Speaking of radicalism, primary challenger Didier has refused to endorse Rossi unless Rossi meets three demands. The most controversial is that he must introduce the Sanctity of Life Act in the Senate, which would allow local jurisdictions to regulate abortion quite apart from any Supreme Court rulings.
Rossi, a Catholic father of four (and the youngest of seven children), understands just how volatile the question can be with the Evergreen State electorate. He is a genuine social conservative — he’s called himself pro-life in the past, supported parental consent laws, and opposed gay marriage — but he prefers not to talk about it unless absolutely necessary, and maybe not even then. When I asked him when was the last time Washington voters elected a pro-life senator, he would say only, “I’m not really sure about that. You’d have to go research that yourself.” (Answer: never.)
IF ROSSI CAN GET most Republicans on board, then he has a better-than-even shot at beating Murray in November. The anti-incumbent and anti-Democratic mood in the Washington electorate is as severe as I’ve ever seen it. In Whatcom County, in the northwest corner of the state, my friend Vincent Buys, a Republican contractor and first-time office-seeker, managed to best an eight-term incumbent and state House ways and means chairwoman in the primary vote. However, that still leaves the general election.
The sense that one gets from talking to Rossi is that he feels this is a contest he cannot afford to lose. He really thinks that he can pull it off, and that his win will have historic consequences. A recent ad for a joint campaign appearance with surprise Massachusetts senator Scott Brown simply said, “Scott Brown-41, Dino Rossi-51.” And what if that doesn’t work out?
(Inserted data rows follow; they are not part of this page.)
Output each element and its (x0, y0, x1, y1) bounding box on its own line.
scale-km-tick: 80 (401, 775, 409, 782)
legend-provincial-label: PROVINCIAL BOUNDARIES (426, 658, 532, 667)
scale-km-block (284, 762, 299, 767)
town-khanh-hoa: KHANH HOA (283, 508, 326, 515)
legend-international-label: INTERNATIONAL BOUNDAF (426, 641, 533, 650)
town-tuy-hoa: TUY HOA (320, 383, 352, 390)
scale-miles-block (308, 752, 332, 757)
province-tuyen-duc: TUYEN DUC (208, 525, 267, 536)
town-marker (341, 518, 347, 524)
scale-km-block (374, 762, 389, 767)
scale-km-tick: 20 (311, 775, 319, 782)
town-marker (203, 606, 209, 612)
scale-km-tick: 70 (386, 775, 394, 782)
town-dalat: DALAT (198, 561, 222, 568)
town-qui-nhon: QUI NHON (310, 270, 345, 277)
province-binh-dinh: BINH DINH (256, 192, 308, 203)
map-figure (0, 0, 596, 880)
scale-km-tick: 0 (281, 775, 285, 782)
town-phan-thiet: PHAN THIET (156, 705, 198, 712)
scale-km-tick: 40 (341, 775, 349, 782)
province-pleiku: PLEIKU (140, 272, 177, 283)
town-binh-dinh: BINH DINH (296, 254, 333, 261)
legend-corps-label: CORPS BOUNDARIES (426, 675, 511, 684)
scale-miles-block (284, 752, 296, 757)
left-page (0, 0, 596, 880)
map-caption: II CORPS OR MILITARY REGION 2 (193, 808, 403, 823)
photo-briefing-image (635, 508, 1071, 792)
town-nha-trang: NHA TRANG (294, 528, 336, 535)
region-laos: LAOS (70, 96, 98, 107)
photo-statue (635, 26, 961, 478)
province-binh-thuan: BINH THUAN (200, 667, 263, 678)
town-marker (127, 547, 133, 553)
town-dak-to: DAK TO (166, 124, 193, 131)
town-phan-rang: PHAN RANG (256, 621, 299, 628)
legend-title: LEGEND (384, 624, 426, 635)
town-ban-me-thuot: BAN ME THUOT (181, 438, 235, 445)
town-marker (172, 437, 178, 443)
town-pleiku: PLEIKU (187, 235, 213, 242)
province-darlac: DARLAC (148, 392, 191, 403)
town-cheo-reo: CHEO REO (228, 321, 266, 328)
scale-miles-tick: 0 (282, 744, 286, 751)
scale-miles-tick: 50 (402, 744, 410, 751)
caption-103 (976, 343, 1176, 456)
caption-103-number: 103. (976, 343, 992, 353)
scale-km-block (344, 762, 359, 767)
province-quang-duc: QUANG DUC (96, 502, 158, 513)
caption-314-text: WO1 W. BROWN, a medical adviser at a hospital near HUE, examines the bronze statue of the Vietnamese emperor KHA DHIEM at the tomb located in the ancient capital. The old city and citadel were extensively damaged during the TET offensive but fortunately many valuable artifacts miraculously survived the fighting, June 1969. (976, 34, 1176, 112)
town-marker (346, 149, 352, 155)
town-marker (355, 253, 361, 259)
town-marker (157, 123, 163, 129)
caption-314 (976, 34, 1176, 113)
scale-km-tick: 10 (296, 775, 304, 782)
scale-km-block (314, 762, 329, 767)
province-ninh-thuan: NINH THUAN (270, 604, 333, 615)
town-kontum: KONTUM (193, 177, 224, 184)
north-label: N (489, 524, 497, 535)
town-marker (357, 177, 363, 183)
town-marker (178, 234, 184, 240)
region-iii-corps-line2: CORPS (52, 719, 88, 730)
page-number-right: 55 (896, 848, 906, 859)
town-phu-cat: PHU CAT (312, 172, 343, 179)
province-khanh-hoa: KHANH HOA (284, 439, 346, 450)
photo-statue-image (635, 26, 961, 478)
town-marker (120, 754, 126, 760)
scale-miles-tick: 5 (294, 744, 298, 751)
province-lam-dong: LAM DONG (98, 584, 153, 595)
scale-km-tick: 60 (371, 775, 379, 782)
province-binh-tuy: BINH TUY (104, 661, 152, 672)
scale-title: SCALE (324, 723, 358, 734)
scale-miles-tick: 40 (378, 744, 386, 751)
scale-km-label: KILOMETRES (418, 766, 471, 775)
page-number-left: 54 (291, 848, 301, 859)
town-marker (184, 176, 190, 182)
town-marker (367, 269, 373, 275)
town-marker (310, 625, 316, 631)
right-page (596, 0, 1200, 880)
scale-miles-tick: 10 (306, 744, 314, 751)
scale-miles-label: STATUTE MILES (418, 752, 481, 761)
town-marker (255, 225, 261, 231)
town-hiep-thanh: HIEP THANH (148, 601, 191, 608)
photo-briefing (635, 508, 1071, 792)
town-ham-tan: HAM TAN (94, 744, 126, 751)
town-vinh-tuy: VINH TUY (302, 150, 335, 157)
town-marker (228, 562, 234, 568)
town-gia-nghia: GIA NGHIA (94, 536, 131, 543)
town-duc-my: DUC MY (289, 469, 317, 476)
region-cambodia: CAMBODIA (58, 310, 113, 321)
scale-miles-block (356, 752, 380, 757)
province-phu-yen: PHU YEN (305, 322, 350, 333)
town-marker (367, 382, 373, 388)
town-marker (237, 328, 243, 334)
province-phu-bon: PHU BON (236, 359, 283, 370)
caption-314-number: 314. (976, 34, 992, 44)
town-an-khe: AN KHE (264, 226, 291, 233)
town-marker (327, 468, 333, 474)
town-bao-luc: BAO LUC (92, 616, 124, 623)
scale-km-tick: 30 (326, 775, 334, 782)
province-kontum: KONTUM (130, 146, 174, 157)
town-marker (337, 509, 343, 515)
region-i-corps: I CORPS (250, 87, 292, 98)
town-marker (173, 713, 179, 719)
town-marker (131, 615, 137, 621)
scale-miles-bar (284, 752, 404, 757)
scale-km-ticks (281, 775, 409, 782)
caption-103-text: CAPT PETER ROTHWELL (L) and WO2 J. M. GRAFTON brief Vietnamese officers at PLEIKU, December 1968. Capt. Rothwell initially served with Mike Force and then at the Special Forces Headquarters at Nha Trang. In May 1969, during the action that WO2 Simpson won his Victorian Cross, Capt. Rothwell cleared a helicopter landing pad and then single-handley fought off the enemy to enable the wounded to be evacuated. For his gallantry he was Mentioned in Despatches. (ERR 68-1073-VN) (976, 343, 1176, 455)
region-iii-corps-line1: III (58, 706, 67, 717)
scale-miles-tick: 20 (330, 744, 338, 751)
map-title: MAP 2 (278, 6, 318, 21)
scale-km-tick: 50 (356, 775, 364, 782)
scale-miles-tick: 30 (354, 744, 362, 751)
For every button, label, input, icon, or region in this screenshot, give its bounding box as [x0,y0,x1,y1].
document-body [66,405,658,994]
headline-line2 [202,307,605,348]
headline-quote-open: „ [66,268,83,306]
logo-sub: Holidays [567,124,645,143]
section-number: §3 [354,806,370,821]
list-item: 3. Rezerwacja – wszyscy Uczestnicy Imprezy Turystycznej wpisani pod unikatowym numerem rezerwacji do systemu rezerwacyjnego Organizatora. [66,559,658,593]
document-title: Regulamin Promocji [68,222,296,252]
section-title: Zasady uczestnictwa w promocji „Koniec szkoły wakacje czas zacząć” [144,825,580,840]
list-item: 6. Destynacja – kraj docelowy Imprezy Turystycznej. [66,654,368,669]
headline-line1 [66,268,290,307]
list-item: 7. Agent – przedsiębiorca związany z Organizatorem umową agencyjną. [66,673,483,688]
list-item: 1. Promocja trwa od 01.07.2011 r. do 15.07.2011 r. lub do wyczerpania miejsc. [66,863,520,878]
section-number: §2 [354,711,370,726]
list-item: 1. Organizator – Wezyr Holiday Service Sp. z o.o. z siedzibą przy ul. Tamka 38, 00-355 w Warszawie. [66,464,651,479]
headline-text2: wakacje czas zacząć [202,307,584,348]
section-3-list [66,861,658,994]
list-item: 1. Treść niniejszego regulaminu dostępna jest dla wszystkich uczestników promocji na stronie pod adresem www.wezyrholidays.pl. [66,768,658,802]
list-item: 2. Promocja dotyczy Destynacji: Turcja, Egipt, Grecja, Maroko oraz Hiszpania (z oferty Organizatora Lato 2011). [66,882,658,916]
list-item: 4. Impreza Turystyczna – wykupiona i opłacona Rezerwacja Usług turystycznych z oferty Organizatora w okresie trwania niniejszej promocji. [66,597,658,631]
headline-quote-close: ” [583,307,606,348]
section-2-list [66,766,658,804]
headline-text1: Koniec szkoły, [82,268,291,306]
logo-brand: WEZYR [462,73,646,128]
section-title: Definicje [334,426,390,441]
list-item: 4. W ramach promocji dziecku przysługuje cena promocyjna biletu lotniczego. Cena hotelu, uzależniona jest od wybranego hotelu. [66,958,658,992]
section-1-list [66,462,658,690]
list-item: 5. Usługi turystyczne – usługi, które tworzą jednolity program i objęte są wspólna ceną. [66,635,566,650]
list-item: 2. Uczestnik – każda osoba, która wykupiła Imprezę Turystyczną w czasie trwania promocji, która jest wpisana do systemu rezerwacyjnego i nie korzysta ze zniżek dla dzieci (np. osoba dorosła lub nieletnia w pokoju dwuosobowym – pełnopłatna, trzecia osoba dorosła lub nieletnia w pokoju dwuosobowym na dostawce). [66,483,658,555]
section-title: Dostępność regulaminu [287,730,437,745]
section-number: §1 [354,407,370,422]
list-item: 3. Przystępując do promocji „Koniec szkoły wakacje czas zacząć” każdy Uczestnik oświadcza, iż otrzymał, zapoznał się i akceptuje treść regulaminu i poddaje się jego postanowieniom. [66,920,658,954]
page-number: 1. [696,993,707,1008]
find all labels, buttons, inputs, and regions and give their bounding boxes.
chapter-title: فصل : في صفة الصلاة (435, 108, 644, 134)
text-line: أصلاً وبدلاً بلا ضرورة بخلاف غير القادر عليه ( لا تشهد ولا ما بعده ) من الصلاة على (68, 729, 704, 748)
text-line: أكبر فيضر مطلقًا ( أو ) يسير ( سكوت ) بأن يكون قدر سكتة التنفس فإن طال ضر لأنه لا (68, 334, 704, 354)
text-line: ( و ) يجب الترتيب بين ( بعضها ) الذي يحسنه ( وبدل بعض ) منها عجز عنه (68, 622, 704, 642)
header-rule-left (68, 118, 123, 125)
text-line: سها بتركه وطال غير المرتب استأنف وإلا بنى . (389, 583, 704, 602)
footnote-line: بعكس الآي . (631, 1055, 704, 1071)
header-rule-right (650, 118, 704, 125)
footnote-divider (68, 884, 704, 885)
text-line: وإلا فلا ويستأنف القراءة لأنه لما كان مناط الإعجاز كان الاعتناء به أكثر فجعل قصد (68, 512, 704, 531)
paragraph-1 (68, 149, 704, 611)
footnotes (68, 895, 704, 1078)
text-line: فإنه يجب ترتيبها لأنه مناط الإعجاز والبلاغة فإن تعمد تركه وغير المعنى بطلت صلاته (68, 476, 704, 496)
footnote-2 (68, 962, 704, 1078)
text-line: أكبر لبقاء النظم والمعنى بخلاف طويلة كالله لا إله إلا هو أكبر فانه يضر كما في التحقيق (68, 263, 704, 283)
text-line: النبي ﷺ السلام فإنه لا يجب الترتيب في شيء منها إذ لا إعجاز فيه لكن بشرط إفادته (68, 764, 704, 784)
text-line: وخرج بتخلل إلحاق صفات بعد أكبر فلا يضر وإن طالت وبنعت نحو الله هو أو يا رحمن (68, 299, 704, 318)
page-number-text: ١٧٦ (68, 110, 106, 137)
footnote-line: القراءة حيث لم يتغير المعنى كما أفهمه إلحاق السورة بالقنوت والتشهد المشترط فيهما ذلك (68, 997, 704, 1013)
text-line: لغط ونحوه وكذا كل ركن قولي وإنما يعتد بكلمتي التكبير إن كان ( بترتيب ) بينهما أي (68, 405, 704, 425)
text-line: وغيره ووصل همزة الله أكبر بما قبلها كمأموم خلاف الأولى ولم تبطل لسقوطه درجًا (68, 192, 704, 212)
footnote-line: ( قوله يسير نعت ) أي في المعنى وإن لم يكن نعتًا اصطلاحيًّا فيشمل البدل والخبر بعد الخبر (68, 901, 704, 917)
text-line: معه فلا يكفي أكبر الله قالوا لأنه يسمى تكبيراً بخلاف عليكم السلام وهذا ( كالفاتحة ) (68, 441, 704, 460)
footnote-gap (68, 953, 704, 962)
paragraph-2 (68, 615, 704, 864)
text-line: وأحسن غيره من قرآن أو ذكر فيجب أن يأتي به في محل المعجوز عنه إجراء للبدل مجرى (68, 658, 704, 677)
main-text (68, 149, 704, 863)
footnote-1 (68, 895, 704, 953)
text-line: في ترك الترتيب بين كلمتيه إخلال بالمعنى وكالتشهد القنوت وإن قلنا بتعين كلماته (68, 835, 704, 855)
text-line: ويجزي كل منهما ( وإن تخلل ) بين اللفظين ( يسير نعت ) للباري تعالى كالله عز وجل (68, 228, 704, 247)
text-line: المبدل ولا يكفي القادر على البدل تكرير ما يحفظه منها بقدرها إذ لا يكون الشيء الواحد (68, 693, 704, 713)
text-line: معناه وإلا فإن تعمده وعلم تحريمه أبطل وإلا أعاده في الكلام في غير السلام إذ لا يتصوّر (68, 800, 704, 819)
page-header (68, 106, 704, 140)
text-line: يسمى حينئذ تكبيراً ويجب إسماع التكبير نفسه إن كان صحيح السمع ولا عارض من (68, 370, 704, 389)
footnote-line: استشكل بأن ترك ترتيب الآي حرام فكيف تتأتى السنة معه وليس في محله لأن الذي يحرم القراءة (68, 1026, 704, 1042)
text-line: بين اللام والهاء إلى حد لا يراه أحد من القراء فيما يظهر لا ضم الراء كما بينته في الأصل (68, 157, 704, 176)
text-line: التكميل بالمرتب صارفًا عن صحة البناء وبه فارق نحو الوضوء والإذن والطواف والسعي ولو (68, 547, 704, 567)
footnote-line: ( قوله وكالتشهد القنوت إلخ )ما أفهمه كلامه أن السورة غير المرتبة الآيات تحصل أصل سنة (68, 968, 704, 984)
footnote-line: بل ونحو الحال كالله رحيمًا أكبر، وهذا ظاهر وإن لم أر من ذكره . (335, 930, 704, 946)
“It’s clear that we’re at a crisis level right now,” Rossi told me. “People understand that our country has a serious problem here that needs to be dealt with: the spending and the debt. We’re about ready to leave to our children something that’s less than what our parents gave to us, and that’s unconscionable. The opportunities are dwindling, and the debt and the problems are what our children are going to inherit. That’s not acceptable.” Time to do something about it.